RİSK ALMAYI SEVİYORUM
Mankenlik, sunuculuk ve iki albüm... Bundan sonra sunuculuğa mı ağırlık vereceksiniz?
- Albüm için acelem yok. şarkı söylemeyi çok seviyorum, ama sesim ben olduğum sürece var. Dolayısıyla son dönemde tam anlamıyla sunuculuğa kanalize olmuş durumdayım. Bundan sonra albüm çıkartırsam, bu büyük bir proje olur. Yıllar sonra raftan albümümü aldığımda "Çok güzel bir iş yapmışım" demek, tozlanmış bir albümden şarkılarımı ilk günkü zevkle dinlemek istiyorum.
Hayatınızında riskin yeri nedir? Sizin için risk, bir kaçışı çağrıştırabilir mi?
- Risk almayı severim. ılk olarak kalbimin ne isteğini düşünürüm; beni mutlu edecek bir şeyse, riskli olmasına rağmen gözümü kırpmadan kabul ederim. Önemli olan neyi istediğimdir. Plan yapıp, düşünüp karar veren biri hiç olmadım. Bu yüzden risk, hayatımın tam ortasında yer alıyor.
ÖZEL HAYATIMA DAİR PİŞMANLIKLARIM VAR
Hayatınızdaki en büyük pişmanlığınız nedir?
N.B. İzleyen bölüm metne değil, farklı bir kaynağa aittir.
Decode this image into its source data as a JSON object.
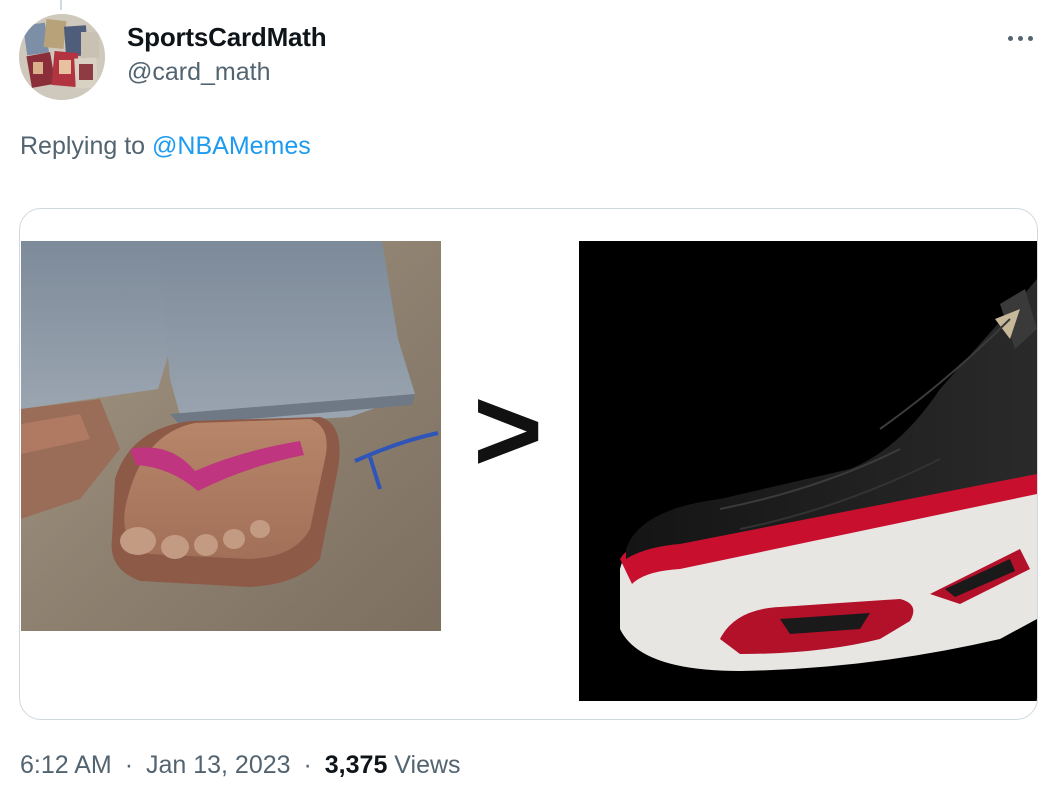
{
  "tweet": {
    "author": {
      "display_name": "SportsCardMath",
      "handle": "@card_math"
    },
    "reply_prefix": "Replying to",
    "reply_to": "@NBAMemes",
    "media": {
      "comparison_symbol": ">",
      "left_image": "photo-feet-in-worn-sandals",
      "right_image": "photo-black-red-white-sneaker"
    },
    "time": "6:12 AM",
    "date": "Jan 13, 2023",
    "separator": "·",
    "views_count": "3,375",
    "views_label": "Views"
  },
  "icons": {
    "more": "more-options-icon"
  },
  "colors": {
    "primary_text": "#0f1419",
    "secondary_text": "#536471",
    "link": "#1d9bf0",
    "border": "#cfd9de"
  }
}
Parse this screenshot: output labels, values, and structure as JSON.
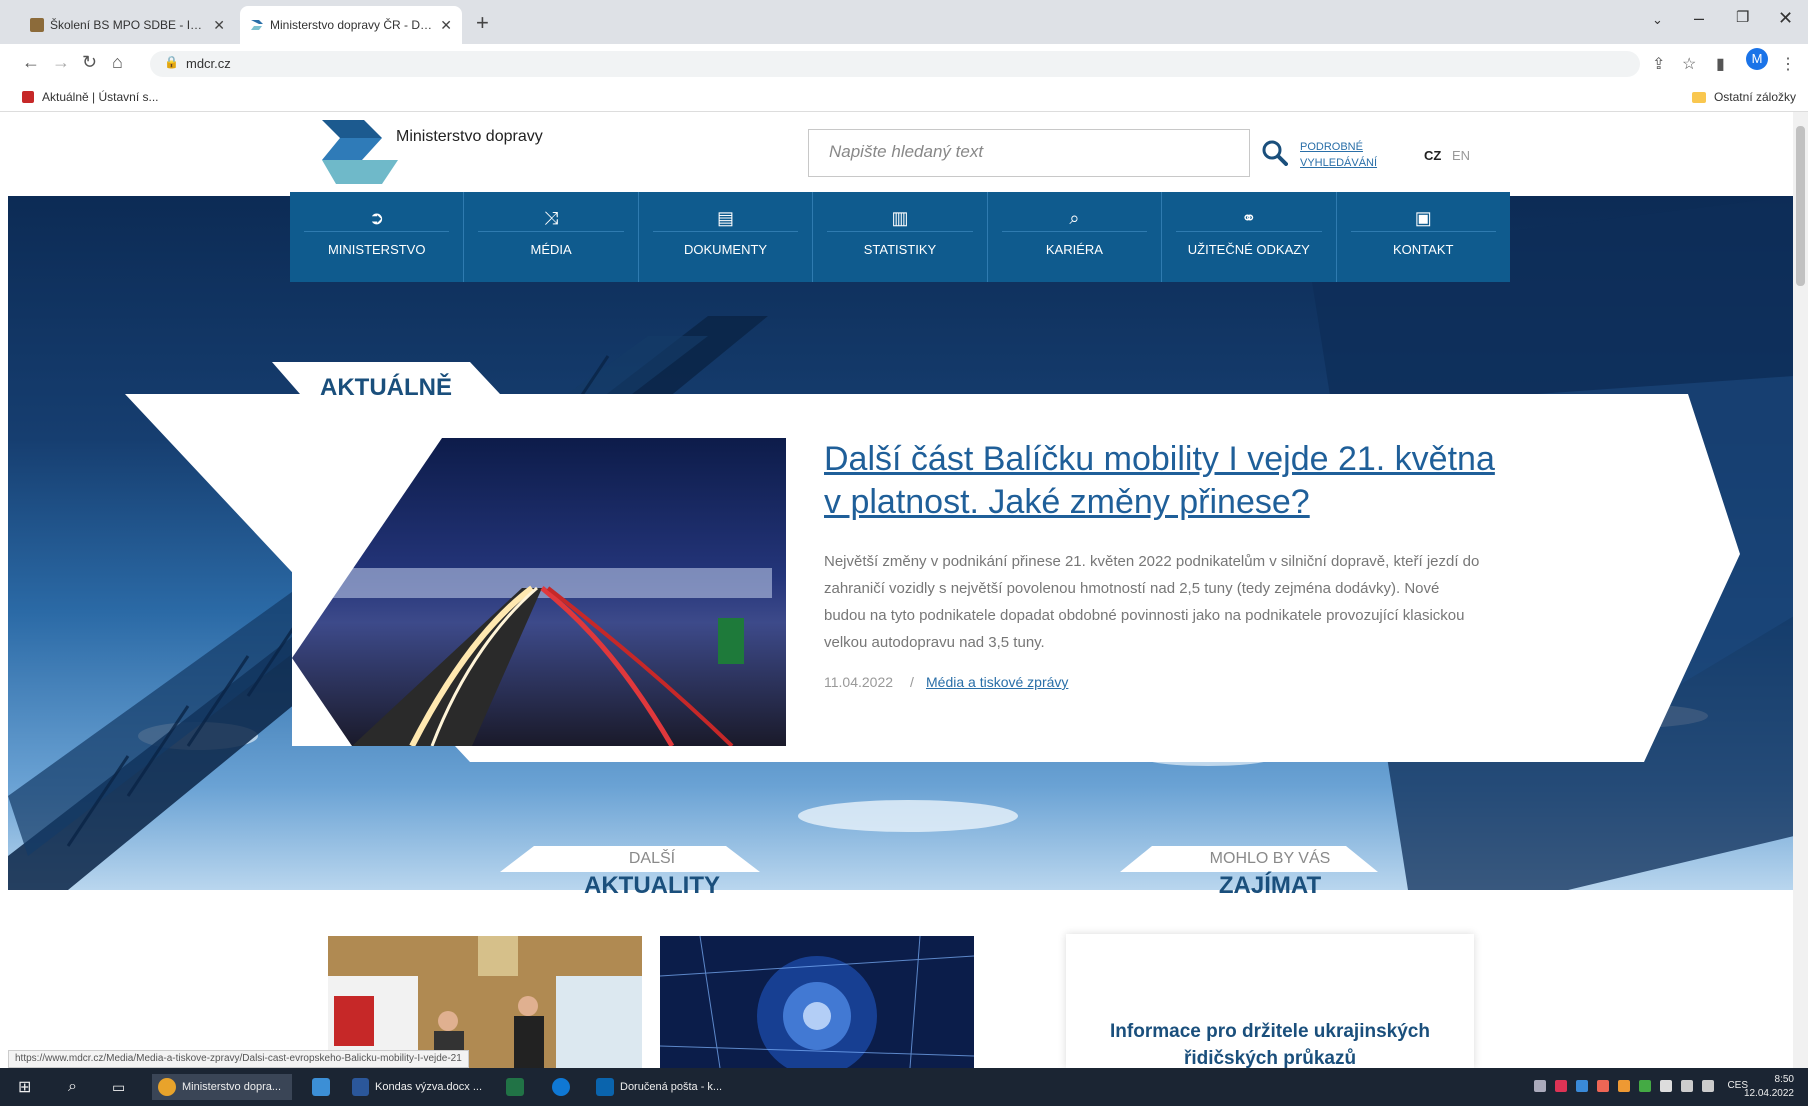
{
  "browser": {
    "tabs": [
      {
        "title": "Školení BS MPO SDBE - Intranet",
        "active": false
      },
      {
        "title": "Ministerstvo dopravy ČR - Domů",
        "active": true
      }
    ],
    "url": "mdcr.cz",
    "bookmarks": [
      {
        "label": "Aktuálně | Ústavní s..."
      }
    ],
    "other_bookmarks": "Ostatní záložky",
    "profile_initial": "M",
    "status_url": "https://www.mdcr.cz/Media/Media-a-tiskove-zpravy/Dalsi-cast-evropskeho-Balicku-mobility-I-vejde-21"
  },
  "header": {
    "logo_text": "Ministerstvo dopravy",
    "search_placeholder": "Napište hledaný text",
    "advanced_search": "PODROBNÉ VYHLEDÁVÁNÍ",
    "lang_cz": "CZ",
    "lang_en": "EN"
  },
  "nav": [
    {
      "label": "MINISTERSTVO",
      "icon": "arrow-logo-icon"
    },
    {
      "label": "MÉDIA",
      "icon": "shuffle-icon"
    },
    {
      "label": "DOKUMENTY",
      "icon": "document-icon"
    },
    {
      "label": "STATISTIKY",
      "icon": "bar-chart-icon"
    },
    {
      "label": "KARIÉRA",
      "icon": "magnifier-icon"
    },
    {
      "label": "UŽITEČNÉ ODKAZY",
      "icon": "link-icon"
    },
    {
      "label": "KONTAKT",
      "icon": "contact-card-icon"
    }
  ],
  "news": {
    "section_label": "AKTUÁLNĚ",
    "title": "Další část Balíčku mobility I vejde 21. května v platnost. Jaké změny přinese?",
    "text": "Největší změny v podnikání přinese 21. květen 2022 podnikatelům v silniční dopravě, kteří jezdí do zahraničí vozidly s největší povolenou hmotností nad 2,5 tuny (tedy zejména dodávky). Nové budou na tyto podnikatele dopadat obdobné povinnosti jako na podnikatele provozující klasickou velkou autodopravu nad 3,5 tuny.",
    "date": "11.04.2022",
    "separator": "/",
    "category": "Média a tiskové zprávy"
  },
  "sections": {
    "more_news_small": "DALŠÍ",
    "more_news_big": "AKTUALITY",
    "interest_small": "MOHLO BY VÁS",
    "interest_big": "ZAJÍMAT"
  },
  "info_card": {
    "text": "Informace pro držitele ukrajinských řidičských průkazů"
  },
  "taskbar": {
    "items": [
      {
        "label": "Ministerstvo dopra...",
        "color": "#e8a32b"
      },
      {
        "label": "",
        "color": "#3c8fd6"
      },
      {
        "label": "Kondas výzva.docx ...",
        "color": "#2b579a"
      },
      {
        "label": "",
        "color": "#217346"
      },
      {
        "label": "",
        "color": "#0f78d4"
      },
      {
        "label": "Doručená pošta - k...",
        "color": "#0a64ad"
      }
    ],
    "lang": "CES",
    "time": "8:50",
    "date": "12.04.2022"
  }
}
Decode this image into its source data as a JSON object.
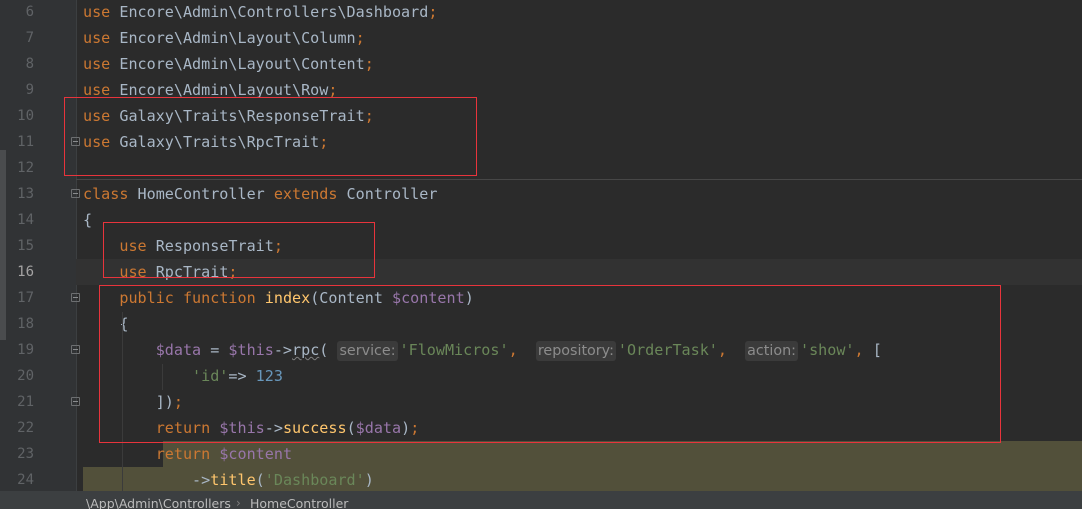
{
  "editor": {
    "lines": [
      {
        "n": "6",
        "tokens": [
          [
            "kw",
            "use"
          ],
          [
            "p",
            " Encore\\Admin\\Controllers\\Dashboard"
          ],
          [
            "kw",
            ";"
          ]
        ]
      },
      {
        "n": "7",
        "tokens": [
          [
            "kw",
            "use"
          ],
          [
            "p",
            " Encore\\Admin\\Layout\\Column"
          ],
          [
            "kw",
            ";"
          ]
        ]
      },
      {
        "n": "8",
        "tokens": [
          [
            "kw",
            "use"
          ],
          [
            "p",
            " Encore\\Admin\\Layout\\Content"
          ],
          [
            "kw",
            ";"
          ]
        ]
      },
      {
        "n": "9",
        "tokens": [
          [
            "kw",
            "use"
          ],
          [
            "p",
            " Encore\\Admin\\Layout\\Row"
          ],
          [
            "kw",
            ";"
          ]
        ]
      },
      {
        "n": "10",
        "tokens": [
          [
            "kw",
            "use"
          ],
          [
            "p",
            " Galaxy\\Traits\\ResponseTrait"
          ],
          [
            "kw",
            ";"
          ]
        ]
      },
      {
        "n": "11",
        "tokens": [
          [
            "kw",
            "use"
          ],
          [
            "p",
            " Galaxy\\Traits\\RpcTrait"
          ],
          [
            "kw",
            ";"
          ]
        ]
      },
      {
        "n": "12",
        "tokens": []
      },
      {
        "n": "13",
        "tokens": [
          [
            "kw",
            "class"
          ],
          [
            "p",
            " HomeController "
          ],
          [
            "kw",
            "extends"
          ],
          [
            "p",
            " Controller"
          ]
        ]
      },
      {
        "n": "14",
        "tokens": [
          [
            "p",
            "{"
          ]
        ]
      },
      {
        "n": "15",
        "tokens": [
          [
            "p",
            "    "
          ],
          [
            "kw",
            "use"
          ],
          [
            "p",
            " ResponseTrait"
          ],
          [
            "kw",
            ";"
          ]
        ]
      },
      {
        "n": "16",
        "tokens": [
          [
            "p",
            "    "
          ],
          [
            "kw",
            "use"
          ],
          [
            "p",
            " RpcTrait"
          ],
          [
            "kw",
            ";"
          ]
        ]
      },
      {
        "n": "17",
        "tokens": [
          [
            "p",
            "    "
          ],
          [
            "kw",
            "public function"
          ],
          [
            "p",
            " "
          ],
          [
            "fn",
            "index"
          ],
          [
            "p",
            "(Content "
          ],
          [
            "var",
            "$content"
          ],
          [
            "p",
            ")"
          ]
        ]
      },
      {
        "n": "18",
        "tokens": [
          [
            "p",
            "    {"
          ]
        ]
      },
      {
        "n": "19",
        "tokens": [
          [
            "p",
            "        "
          ],
          [
            "var",
            "$data"
          ],
          [
            "p",
            " = "
          ],
          [
            "var",
            "$this"
          ],
          [
            "p",
            "->"
          ],
          [
            "sq",
            "rpc"
          ],
          [
            "p",
            "( "
          ],
          [
            "hint",
            "service:"
          ],
          [
            "str",
            "'FlowMicros'"
          ],
          [
            "kw",
            ","
          ],
          [
            "p",
            "  "
          ],
          [
            "hint",
            "repository:"
          ],
          [
            "str",
            "'OrderTask'"
          ],
          [
            "kw",
            ","
          ],
          [
            "p",
            "  "
          ],
          [
            "hint",
            "action:"
          ],
          [
            "str",
            "'show'"
          ],
          [
            "kw",
            ","
          ],
          [
            "p",
            " ["
          ]
        ]
      },
      {
        "n": "20",
        "tokens": [
          [
            "p",
            "            "
          ],
          [
            "str",
            "'id'"
          ],
          [
            "p",
            "=> "
          ],
          [
            "num",
            "123"
          ]
        ]
      },
      {
        "n": "21",
        "tokens": [
          [
            "p",
            "        ])"
          ],
          [
            "kw",
            ";"
          ]
        ]
      },
      {
        "n": "22",
        "tokens": [
          [
            "p",
            "        "
          ],
          [
            "kw",
            "return"
          ],
          [
            "p",
            " "
          ],
          [
            "var",
            "$this"
          ],
          [
            "p",
            "->"
          ],
          [
            "fn",
            "success"
          ],
          [
            "p",
            "("
          ],
          [
            "var",
            "$data"
          ],
          [
            "p",
            ")"
          ],
          [
            "kw",
            ";"
          ]
        ]
      },
      {
        "n": "23",
        "tokens": [
          [
            "p",
            "        "
          ],
          [
            "kw",
            "return"
          ],
          [
            "p",
            " "
          ],
          [
            "var",
            "$content"
          ]
        ]
      },
      {
        "n": "24",
        "tokens": [
          [
            "p",
            "            ->"
          ],
          [
            "fn",
            "title"
          ],
          [
            "p",
            "("
          ],
          [
            "str",
            "'Dashboard'"
          ],
          [
            "p",
            ")"
          ]
        ]
      }
    ]
  },
  "breadcrumb": {
    "path": "\\App\\Admin\\Controllers",
    "separator": "›",
    "current": "HomeController"
  },
  "colors": {
    "keyword": "#cc7832",
    "string": "#6a8759",
    "variable": "#9876aa",
    "function": "#ffc66d",
    "number": "#6897bb",
    "highlight_box": "#e8343c"
  }
}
- Pişmanlık duyduğum konular var. Buna özel hayatım da dâhil... "Pişmanlığım yok" gibi vitrin bir laf kullanmak istemem. Ama duyduğum her pişmanlık, beni bir sonraki hatadan bir adım daha uzaklaştırıyor. Yaşadığım her şey, beni ben yaptı. Eğer albümüm yeni çıkmışken, tanıtım telaşına düşüp "Wipe Out" teklifini reddetseydim, pişmanlıklarıma yenisini eklemiş olurdum. Çünkü o program benim için bir dönüm noktası.